The answer often came only at autopsy — too late to guide treatment, too late to select the right clinical trial, too late to give families the clarity they deserved.
AcTau174 was not only elevated in FTLD-TDP patients — it was associated with disease severity and progression, suggesting it reflects the ongoing biological process of neurodegeneration in real time.
That is the detail that elevates this finding above a simple diagnostic test.
It means this molecule, floating in a few milliliters of spinal fluid, may be quietly narrating the story of a patient’s disease as it unfolds.
And that kind of real-time biological storytelling is exactly what precision neurology has needed.
The Bigger Picture
One small protein.
One acetyl group attached at one specific position on a chain of amino acids.

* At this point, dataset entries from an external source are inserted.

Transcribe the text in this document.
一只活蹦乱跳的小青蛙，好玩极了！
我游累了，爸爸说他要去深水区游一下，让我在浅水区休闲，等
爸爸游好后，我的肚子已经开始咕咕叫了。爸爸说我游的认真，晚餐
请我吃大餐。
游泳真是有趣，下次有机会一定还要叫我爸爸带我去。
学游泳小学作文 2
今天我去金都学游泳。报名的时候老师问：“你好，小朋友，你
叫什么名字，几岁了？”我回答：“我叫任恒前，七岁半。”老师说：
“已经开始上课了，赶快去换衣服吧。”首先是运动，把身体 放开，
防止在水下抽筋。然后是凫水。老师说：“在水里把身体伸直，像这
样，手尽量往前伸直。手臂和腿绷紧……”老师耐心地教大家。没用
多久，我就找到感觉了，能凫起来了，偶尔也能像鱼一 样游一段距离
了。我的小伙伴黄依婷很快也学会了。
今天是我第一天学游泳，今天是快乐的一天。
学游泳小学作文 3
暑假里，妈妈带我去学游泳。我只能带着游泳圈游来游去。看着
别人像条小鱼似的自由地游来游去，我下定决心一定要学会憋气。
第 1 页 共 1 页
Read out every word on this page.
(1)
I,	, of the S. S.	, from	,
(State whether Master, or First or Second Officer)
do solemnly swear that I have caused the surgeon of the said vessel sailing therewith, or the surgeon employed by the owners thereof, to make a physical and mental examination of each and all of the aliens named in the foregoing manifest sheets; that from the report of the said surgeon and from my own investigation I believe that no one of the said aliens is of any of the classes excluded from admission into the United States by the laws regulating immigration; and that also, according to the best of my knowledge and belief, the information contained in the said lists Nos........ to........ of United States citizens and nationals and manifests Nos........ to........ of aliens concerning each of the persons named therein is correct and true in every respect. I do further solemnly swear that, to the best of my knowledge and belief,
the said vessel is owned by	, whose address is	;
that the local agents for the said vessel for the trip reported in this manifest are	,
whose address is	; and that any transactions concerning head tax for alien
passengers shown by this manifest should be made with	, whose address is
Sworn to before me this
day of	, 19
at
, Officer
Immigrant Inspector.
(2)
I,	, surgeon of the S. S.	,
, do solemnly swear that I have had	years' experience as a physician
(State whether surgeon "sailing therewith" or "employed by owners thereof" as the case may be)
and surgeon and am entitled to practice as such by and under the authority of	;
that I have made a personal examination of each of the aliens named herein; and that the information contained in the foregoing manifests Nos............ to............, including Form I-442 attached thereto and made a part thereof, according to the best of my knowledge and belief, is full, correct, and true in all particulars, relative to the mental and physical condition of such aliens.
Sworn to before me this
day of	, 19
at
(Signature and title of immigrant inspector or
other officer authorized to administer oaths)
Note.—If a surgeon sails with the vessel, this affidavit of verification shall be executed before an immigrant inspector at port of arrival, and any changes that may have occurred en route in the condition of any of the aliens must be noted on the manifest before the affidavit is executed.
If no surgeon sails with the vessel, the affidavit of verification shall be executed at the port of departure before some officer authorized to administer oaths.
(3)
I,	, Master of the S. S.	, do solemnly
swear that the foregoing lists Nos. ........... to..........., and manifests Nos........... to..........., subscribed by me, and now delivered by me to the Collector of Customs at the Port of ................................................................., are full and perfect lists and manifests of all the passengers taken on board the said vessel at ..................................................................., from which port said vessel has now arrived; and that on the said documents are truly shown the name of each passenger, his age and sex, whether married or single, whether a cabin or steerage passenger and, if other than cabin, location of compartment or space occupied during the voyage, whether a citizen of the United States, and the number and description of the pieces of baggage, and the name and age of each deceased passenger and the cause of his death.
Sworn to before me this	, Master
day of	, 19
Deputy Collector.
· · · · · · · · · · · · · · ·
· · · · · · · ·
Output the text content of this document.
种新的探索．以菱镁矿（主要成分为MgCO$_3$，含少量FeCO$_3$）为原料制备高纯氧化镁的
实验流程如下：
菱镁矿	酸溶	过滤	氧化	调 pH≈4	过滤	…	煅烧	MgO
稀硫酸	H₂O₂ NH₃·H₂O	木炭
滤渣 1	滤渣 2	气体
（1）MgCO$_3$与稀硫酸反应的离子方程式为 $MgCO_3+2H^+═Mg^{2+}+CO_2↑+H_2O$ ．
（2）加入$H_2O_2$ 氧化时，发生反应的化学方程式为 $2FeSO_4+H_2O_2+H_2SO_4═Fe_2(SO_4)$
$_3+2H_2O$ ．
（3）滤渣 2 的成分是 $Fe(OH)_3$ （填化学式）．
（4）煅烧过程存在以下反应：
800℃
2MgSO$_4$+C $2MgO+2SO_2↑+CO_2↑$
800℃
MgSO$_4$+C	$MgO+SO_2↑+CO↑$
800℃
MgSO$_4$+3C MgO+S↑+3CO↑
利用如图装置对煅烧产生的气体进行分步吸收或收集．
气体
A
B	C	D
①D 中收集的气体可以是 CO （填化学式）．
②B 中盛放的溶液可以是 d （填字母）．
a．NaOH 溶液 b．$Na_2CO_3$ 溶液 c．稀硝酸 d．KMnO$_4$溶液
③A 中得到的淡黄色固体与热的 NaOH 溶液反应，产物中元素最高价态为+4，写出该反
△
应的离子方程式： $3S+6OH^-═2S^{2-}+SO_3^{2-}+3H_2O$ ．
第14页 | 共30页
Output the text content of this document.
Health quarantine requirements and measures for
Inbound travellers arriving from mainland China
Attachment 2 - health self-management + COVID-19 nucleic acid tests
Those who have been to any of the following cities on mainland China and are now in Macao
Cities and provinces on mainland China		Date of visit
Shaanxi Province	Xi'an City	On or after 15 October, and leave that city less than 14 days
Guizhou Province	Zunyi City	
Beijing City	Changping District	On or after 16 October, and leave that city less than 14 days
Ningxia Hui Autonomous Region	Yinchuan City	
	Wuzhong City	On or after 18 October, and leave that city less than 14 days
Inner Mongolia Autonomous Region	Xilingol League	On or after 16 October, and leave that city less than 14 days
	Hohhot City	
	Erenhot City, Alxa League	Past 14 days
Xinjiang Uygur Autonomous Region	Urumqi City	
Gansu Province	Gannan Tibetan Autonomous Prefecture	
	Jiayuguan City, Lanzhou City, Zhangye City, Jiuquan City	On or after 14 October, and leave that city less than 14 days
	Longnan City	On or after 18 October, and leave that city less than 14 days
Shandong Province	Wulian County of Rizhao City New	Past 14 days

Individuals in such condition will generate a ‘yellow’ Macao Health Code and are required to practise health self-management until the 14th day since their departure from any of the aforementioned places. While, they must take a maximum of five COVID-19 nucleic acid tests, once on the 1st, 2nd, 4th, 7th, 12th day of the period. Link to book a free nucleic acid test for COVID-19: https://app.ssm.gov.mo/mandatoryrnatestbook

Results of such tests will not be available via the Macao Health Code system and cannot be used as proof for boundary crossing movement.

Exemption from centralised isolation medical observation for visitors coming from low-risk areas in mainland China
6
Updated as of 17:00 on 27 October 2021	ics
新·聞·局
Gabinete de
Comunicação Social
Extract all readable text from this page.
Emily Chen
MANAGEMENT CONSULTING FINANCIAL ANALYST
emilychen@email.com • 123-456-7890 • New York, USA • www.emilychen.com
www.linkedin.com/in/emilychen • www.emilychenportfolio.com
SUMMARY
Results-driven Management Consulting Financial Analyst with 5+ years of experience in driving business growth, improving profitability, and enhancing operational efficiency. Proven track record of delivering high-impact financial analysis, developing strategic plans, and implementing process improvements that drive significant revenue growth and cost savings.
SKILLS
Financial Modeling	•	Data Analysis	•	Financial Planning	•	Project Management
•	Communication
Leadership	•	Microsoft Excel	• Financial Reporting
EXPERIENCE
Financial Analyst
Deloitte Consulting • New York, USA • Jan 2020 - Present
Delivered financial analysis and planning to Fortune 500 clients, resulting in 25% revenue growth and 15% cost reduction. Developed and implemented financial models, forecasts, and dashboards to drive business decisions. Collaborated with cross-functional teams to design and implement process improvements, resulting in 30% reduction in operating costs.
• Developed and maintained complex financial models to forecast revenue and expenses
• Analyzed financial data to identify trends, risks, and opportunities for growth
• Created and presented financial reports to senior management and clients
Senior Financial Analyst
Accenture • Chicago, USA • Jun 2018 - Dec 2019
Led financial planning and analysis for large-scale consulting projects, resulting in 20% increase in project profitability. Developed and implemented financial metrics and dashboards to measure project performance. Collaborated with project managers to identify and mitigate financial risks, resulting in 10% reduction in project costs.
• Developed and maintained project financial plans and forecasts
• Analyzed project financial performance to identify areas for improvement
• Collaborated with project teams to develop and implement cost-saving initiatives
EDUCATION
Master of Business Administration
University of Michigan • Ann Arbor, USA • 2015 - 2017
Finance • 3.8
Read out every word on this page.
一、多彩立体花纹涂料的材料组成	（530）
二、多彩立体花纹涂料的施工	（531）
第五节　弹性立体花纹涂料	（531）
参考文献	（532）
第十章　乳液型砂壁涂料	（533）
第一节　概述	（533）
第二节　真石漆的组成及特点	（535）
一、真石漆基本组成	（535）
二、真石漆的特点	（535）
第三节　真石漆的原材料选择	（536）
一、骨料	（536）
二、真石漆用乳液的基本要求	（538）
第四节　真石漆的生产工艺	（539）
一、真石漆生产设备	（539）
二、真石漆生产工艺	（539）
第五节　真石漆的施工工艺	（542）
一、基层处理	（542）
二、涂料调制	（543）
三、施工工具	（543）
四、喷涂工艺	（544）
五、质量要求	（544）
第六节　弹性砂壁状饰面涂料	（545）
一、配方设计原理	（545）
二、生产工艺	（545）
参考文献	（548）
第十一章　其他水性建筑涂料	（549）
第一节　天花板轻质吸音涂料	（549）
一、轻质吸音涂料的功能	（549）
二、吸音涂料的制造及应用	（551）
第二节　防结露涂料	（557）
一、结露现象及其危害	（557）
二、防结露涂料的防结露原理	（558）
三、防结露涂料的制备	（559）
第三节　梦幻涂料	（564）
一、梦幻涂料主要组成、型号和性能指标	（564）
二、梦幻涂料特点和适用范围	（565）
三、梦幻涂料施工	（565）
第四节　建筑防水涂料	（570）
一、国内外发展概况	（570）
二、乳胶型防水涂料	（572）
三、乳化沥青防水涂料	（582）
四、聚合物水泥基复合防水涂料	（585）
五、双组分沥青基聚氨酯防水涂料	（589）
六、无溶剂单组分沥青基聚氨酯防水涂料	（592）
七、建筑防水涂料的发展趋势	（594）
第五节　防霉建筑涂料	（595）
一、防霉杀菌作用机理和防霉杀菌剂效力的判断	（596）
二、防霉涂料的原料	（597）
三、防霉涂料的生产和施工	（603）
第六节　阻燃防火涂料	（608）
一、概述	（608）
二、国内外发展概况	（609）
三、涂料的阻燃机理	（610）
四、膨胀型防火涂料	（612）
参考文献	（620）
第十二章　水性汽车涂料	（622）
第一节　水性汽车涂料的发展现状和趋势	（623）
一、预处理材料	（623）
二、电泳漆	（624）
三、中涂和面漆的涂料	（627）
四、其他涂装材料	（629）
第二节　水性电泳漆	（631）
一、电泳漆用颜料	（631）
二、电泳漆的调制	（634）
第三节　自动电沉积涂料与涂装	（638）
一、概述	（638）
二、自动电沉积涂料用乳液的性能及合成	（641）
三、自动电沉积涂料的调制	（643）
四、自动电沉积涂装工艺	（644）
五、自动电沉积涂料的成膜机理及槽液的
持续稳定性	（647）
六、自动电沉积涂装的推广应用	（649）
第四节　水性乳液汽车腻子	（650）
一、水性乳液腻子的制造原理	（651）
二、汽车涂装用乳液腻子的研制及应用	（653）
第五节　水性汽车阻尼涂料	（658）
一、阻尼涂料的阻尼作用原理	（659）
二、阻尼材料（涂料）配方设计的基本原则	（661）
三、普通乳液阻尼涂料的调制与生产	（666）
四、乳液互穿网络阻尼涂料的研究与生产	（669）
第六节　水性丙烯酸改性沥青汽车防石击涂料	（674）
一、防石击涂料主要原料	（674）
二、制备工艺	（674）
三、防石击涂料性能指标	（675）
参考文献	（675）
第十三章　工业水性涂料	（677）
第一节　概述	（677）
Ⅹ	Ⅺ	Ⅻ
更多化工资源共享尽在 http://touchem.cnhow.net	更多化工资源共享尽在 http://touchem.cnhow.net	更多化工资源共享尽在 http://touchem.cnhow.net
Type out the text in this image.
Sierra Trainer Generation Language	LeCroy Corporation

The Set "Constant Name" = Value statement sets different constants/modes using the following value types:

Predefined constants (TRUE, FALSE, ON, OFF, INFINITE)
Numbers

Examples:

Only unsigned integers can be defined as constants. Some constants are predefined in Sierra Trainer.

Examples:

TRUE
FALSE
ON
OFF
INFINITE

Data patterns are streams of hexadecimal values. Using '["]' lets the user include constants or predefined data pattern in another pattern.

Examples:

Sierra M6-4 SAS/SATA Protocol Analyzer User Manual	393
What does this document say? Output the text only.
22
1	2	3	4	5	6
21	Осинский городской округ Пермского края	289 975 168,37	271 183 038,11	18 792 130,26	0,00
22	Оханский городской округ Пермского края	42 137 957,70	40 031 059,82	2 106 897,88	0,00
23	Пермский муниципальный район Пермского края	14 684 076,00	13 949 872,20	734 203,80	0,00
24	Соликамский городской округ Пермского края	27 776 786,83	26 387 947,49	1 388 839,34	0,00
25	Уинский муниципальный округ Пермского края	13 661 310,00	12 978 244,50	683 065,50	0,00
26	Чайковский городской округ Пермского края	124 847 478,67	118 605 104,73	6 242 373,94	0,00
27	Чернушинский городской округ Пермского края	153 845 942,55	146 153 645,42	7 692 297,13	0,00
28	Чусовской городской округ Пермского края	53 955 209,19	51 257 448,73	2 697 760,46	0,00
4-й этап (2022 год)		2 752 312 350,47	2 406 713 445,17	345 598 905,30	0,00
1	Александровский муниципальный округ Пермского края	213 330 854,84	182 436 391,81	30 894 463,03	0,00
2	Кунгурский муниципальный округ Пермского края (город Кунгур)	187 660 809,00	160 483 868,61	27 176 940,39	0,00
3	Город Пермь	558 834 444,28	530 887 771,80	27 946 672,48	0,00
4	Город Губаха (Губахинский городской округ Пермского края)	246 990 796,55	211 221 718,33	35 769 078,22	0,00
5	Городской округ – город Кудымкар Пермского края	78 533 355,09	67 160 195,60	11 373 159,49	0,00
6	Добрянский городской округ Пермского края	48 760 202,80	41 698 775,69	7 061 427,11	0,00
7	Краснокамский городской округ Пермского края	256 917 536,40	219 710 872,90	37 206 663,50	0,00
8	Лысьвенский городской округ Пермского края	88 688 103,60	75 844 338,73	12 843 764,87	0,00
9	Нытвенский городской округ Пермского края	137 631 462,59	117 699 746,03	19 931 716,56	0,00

Measured in a few milliliters of fluid drawn from the lower spine.
And suddenly, a disease that looked like one thing to clinicians reveals itself as something more specific, more targetable, and potentially more treatable.
We appear to be on the cusp of a new era of treatment and management for frontotemporal dementia spectrum disorders — one in which rapid advances in understanding genetics, pathophysiology, and neuroimmunology are finally opening doors that stayed closed for a long time.
Research like this is what that era is built on.
Not dramatic headlines about a single cure.
Not a blockbuster drug that fixes everything at once.
But the slow, careful, precise work of understanding exactly what is wrong in a given patient’s brain — so that when the right treatment arrives, it can find exactly the right person.
That is the kind of science that changes outcomes.
And a molecule called AcTau174, hiding in plain sight in spinal fluid all along, may be one of the keys that finally unlocks the door.